Los últimos años no parecen haber modificado este panorama de desprecio: para la mina de La Camocha, importante santuario de la industria asturiana y de la historia del movimiento obrero español (allá nació a finales de los cincuenta una de las primeras comisiones obreras), llegó a anunciarse en 2011 una demolición y voraz achatarramiento que ni siquiera salvaba su castillete, lo que generó protestas vecinales y sindicales vertebradas por una plataforma impulsada por el historiador Rubén Vega, el Colectivo para la Defensa del Patrimonio Industrial.
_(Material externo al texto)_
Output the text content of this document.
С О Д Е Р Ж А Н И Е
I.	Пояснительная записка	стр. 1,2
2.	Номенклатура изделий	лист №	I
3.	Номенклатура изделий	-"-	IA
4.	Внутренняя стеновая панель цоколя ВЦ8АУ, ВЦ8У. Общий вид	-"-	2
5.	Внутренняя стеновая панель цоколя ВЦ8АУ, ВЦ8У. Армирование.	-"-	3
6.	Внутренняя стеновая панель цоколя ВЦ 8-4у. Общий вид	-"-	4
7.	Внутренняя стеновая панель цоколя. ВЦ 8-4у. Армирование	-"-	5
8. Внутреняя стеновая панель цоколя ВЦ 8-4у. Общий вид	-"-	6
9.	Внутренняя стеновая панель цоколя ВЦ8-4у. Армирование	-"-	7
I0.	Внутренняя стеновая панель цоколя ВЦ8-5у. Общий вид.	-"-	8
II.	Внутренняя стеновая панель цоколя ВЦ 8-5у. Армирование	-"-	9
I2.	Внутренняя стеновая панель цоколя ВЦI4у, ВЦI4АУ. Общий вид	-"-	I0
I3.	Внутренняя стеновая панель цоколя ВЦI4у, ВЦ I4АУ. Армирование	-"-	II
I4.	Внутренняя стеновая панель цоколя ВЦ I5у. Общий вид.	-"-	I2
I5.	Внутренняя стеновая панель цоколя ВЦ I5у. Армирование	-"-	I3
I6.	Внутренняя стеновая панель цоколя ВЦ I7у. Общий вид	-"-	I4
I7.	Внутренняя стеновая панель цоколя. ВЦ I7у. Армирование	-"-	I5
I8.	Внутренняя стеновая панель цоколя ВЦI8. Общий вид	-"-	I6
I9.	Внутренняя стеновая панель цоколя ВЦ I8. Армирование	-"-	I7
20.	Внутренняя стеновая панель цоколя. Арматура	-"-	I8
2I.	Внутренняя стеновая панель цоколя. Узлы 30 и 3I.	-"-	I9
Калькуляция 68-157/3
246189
Estas lograron paralizar las acometidas de la piqueta y la mina sigue en pie, pero en desolador estado de abandono que evidencia la incomprensión y desidia que siguen envolviendo al patrimonio fabril. Tal vez con él acabe ocurriendo lo que con las murallas medievales, de las que la casi universal demolición entusiasta —a la que sucedió en muchos lugares la apertura de calles bautizadas La Muralla, como ocurrió, por ejemplo, en Avilés— acabó dando paso a una nueva sensibilidad horrorizada ante aquel furor destructivo, y que corrió a preservar cualquier minúscula brizna de muro que hubiera sobrevivido.